From: Paul Cockshott (wpc@DCS.GLA.AC.UK)
Date: Mon Oct 03 2005 - 03:58:37 EDT
Diego
In my opinion, we need to distinguish between two different things; a)
labour can be productive or unproductive of surplus value; b) labour can
produce things or services that are necessary in all kinds of societies
or "contingents" (i.e., necessary only in class societies or
specifically in capitalist societies). So that we have 4 possibilities.
I illustrate them via some (not exhaustive) examples:
"Necessary" labour
"Contingent" labour
Productive labour
A) Productive+necessary labour
Iron, cars..., transport and distribution services; legal,
financial... services; teachers and physicians and other workers in
private firms; employees in public (like in private) firms
...
B) Productive+contingent labour
Rolls Royce and other luxuries,
Marketing services
Gold or credit money
Tanks, missiles, weapons...
Waged prostitutes
Private and public policy
...
Unproductive labour
C) Unproductive+necessary labour
Teachers, physicians... and many other workers in Public Administration
Domestic labour
Autonomous workers
...
D) Unproductive+contingent labour
Pure circulation
Autonomous prostitutes
...
Paul
I see problems with both the vertical and horizontal divisions that you
use.
First consider the vertical dividing line between necessary and
contingent
labour.
You classify financial and legal services as 'non-contingernt' and
therefore necessary
in all kinds of societies according to your definition. I would contest
that. Legal services
exist primarily to contest claims of property right. In a communist
country these private
property right claims would not exist and thus there would be no need
for lawyers to
enforce or contest such claims.
Financial services also exist to manage claims to private property
right, and as such
are specific to a regime of private ownership. Again they would not
exist in a communist
economy where there would be no share ownership and thus no share
brokers etc.
Now consider the horizontal dividing line between productive and
unproductive
labour. Why do you classify financial and legal services as productive?
I would content that even in a capitalist society, financial and legal
services
are unproductive of surplus value.
Consider the banks, they have two sources of income: bank charges made
for carrying out transactions, and interest revenue. For the UK which
has
a very large financial sector, the accounts show that bank charges only
cover
a small part of the operating expenses of the banks.

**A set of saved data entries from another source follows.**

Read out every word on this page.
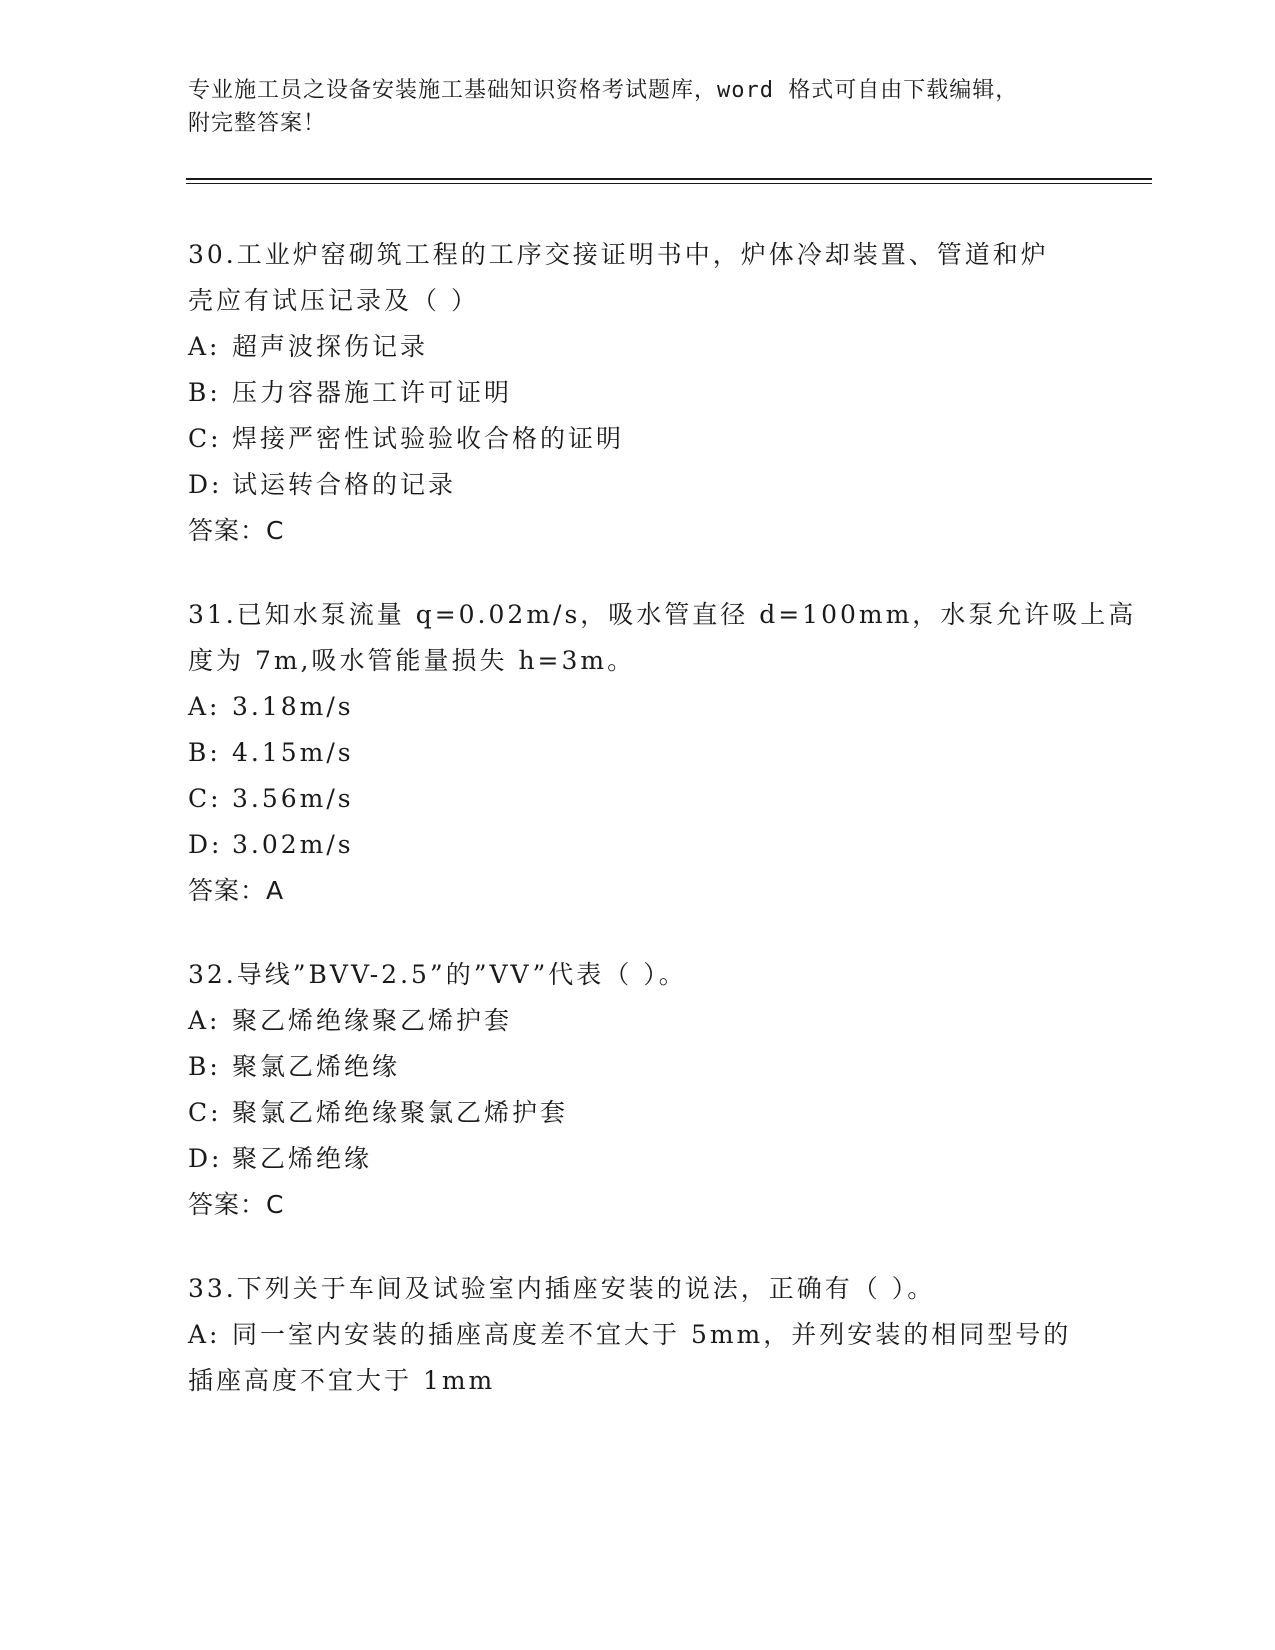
专业施工员之设备安装施工基础知识资格考试题库，word 格式可自由下载编辑，
附完整答案！
30.工业炉窑砌筑工程的工序交接证明书中，炉体冷却装置、管道和炉
壳应有试压记录及（ ）
A: 超声波探伤记录
B: 压力容器施工许可证明
C: 焊接严密性试验验收合格的证明
D: 试运转合格的记录
答案：C
31.已知水泵流量 q=0.02m/s，吸水管直径 d=100mm，水泵允许吸上高
度为 7m,吸水管能量损失 h=3m。
A: 3.18m/s
B: 4.15m/s
C: 3.56m/s
D: 3.02m/s
答案：A
32.导线”BVV-2.5”的”VV”代表（ ）。
A: 聚乙烯绝缘聚乙烯护套
B: 聚氯乙烯绝缘
C: 聚氯乙烯绝缘聚氯乙烯护套
D: 聚乙烯绝缘
答案：C
33.下列关于车间及试验室内插座安装的说法，正确有（ ）。
A: 同一室内安装的插座高度差不宜大于 5mm，并列安装的相同型号的
插座高度不宜大于 1mm
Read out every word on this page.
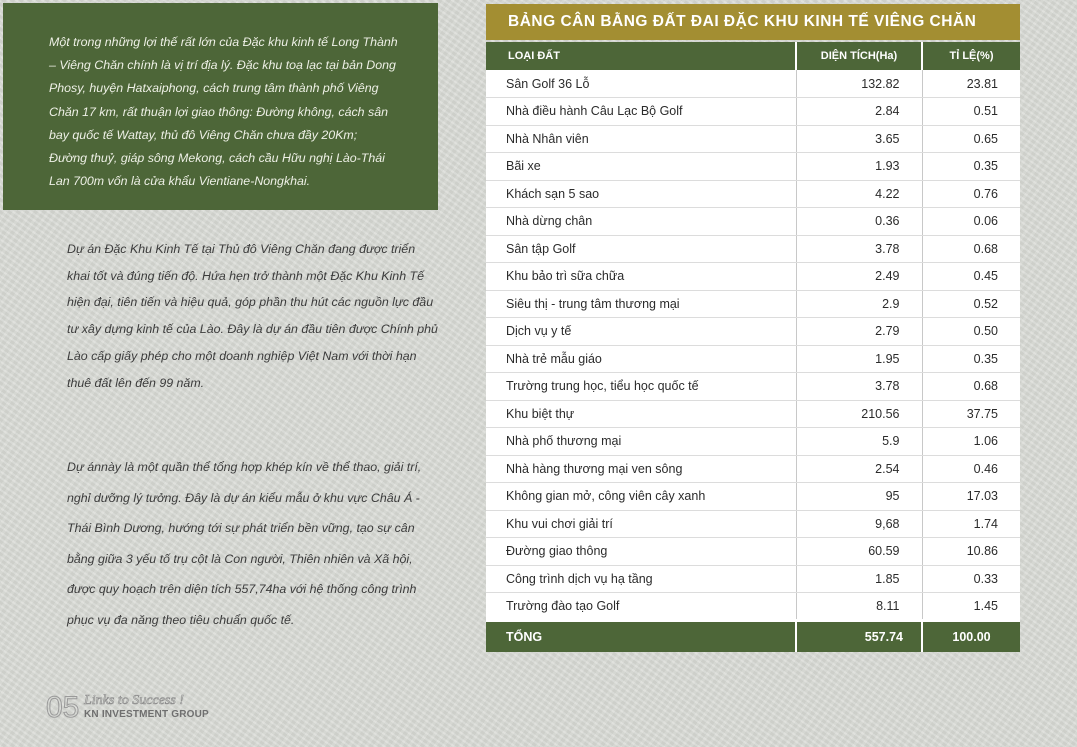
Một trong những lợi thế rất lớn của Đặc khu kinh tế Long Thành – Viêng Chăn chính là vị trí địa lý. Đặc khu toạ lạc tại bản Dong Phosy, huyện Hatxaiphong, cách trung tâm thành phố Viêng Chăn 17 km, rất thuận lợi giao thông: Đường không, cách sân bay quốc tế Wattay, thủ đô Viêng Chăn chưa đầy 20Km; Đường thuỷ, giáp sông Mekong, cách cầu Hữu nghị Lào-Thái Lan 700m vốn là cửa khẩu Vientiane-Nongkhai.

Dự án Đặc Khu Kinh Tế tại Thủ đô Viêng Chăn đang được triển khai tốt và đúng tiến độ. Hứa hẹn trở thành một Đặc Khu Kinh Tế hiện đại, tiên tiến và hiệu quả, góp phần thu hút các nguồn lực đầu tư xây dựng kinh tế của Lào. Đây là dự án đầu tiên được Chính phủ Lào cấp giấy phép cho một doanh nghiệp Việt Nam với thời hạn thuê đất lên đến 99 năm.

Dự ánnày là một quần thể tổng hợp khép kín về thể thao, giải trí, nghỉ dưỡng lý tưởng. Đây là dự án kiểu mẫu ở khu vực Châu Á - Thái Bình Dương, hướng tới sự phát triển bền vững, tạo sự cân bằng giữa 3 yếu tố trụ cột là Con người, Thiên nhiên và Xã hội, được quy hoạch trên diện tích 557,74ha với hệ thống công trình phục vụ đa năng theo tiêu chuẩn quốc tế.

05 Links to Success !
KN INVESTMENT GROUP
BẢNG CÂN BẰNG ĐẤT ĐAI ĐẶC KHU KINH TẾ VIÊNG CHĂN
LOẠI ĐẤT	DIỆN TÍCH(Ha)	TỈ LỆ(%)
Sân Golf 36 Lỗ	132.82	23.81
Nhà điều hành Câu Lạc Bộ Golf	2.84	0.51
Nhà Nhân viên	3.65	0.65
Bãi xe	1.93	0.35
Khách sạn 5 sao	4.22	0.76
Nhà dừng chân	0.36	0.06
Sân tập Golf	3.78	0.68
Khu bảo trì sữa chữa	2.49	0.45
Siêu thị - trung tâm thương mại	2.9	0.52
Dịch vụ y tế	2.79	0.50
Nhà trẻ mẫu giáo	1.95	0.35
Trường trung học, tiểu học quốc tế	3.78	0.68
Khu biệt thự	210.56	37.75
Nhà phố thương mại	5.9	1.06
Nhà hàng thương mại ven sông	2.54	0.46
Không gian mở, công viên cây xanh	95	17.03
Khu vui chơi giải trí	9,68	1.74
Đường giao thông	60.59	10.86
Công trình dịch vụ hạ tầng	1.85	0.33
Trường đào tạo Golf	8.11	1.45
TỔNG	557.74	100.00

The fact that the banks make an overall net profit is due to their
interest
income, the fact that they charge interest on loans, but either offer
no,
or very little interest on current account balances. This along with
their
ability to create money enables them to grab a portion of the surplus
value created in the productive sector.
According to Marx, interest is a deduction from the total surplus value
created in the productive sector- which is divided into interest and
profit of enterprise. But this division is a subdivision of surplus
value.
Charging interest does not create surplus value.

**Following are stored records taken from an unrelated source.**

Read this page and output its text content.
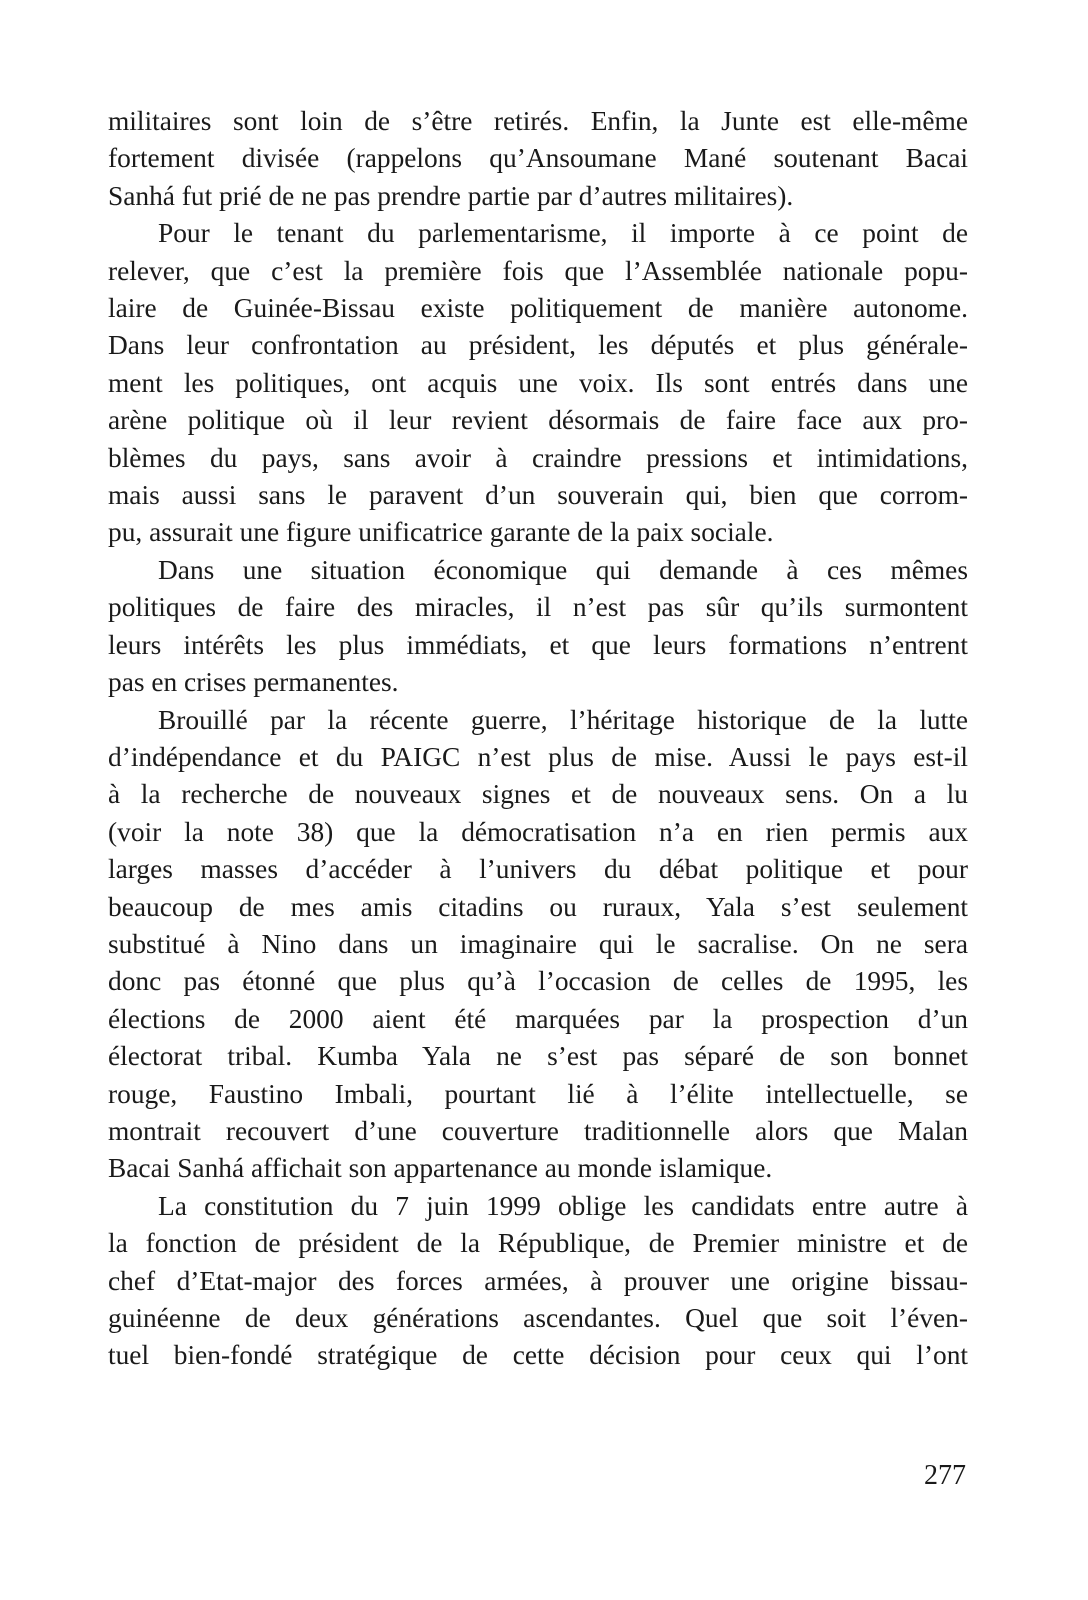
militaires sont loin de s’être retirés. Enfin, la Junte est elle-même
fortement divisée (rappelons qu’Ansoumane Mané soutenant Bacai
Sanhá fut prié de ne pas prendre partie par d’autres militaires).
Pour le tenant du parlementarisme, il importe à ce point de
relever, que c’est la première fois que l’Assemblée nationale popu-
laire de Guinée-Bissau existe politiquement de manière autonome.
Dans leur confrontation au président, les députés et plus générale-
ment les politiques, ont acquis une voix. Ils sont entrés dans une
arène politique où il leur revient désormais de faire face aux pro-
blèmes du pays, sans avoir à craindre pressions et intimidations,
mais aussi sans le paravent d’un souverain qui, bien que corrom-
pu, assurait une figure unificatrice garante de la paix sociale.
Dans une situation économique qui demande à ces mêmes
politiques de faire des miracles, il n’est pas sûr qu’ils surmontent
leurs intérêts les plus immédiats, et que leurs formations n’entrent
pas en crises permanentes.
Brouillé par la récente guerre, l’héritage historique de la lutte
d’indépendance et du PAIGC n’est plus de mise. Aussi le pays est-il
à la recherche de nouveaux signes et de nouveaux sens. On a lu
(voir la note 38) que la démocratisation n’a en rien permis aux
larges masses d’accéder à l’univers du débat politique et pour
beaucoup de mes amis citadins ou ruraux, Yala s’est seulement
substitué à Nino dans un imaginaire qui le sacralise. On ne sera
donc pas étonné que plus qu’à l’occasion de celles de 1995, les
élections de 2000 aient été marquées par la prospection d’un
électorat tribal. Kumba Yala ne s’est pas séparé de son bonnet
rouge, Faustino Imbali, pourtant lié à l’élite intellectuelle, se
montrait recouvert d’une couverture traditionnelle alors que Malan
Bacai Sanhá affichait son appartenance au monde islamique.
La constitution du 7 juin 1999 oblige les candidats entre autre à
la fonction de président de la République, de Premier ministre et de
chef d’Etat-major des forces armées, à prouver une origine bissau-
guinéenne de deux générations ascendantes. Quel que soit l’éven-
tuel bien-fondé stratégique de cette décision pour ceux qui l’ont
277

Since the workers in the banking sector are paid out of a share of
surplus
value, they can not create surplus value themselves. Their wages do
not constitute variable capital. Instead they are analogous to feudal
retainers paid out of the revenues of the propertied classes.
We have had previous discussions on this list on unproductive
labour, in 1998 , 2001, and 2003 at least, but this is the first time
that I have seen the position you are advocating being put forward.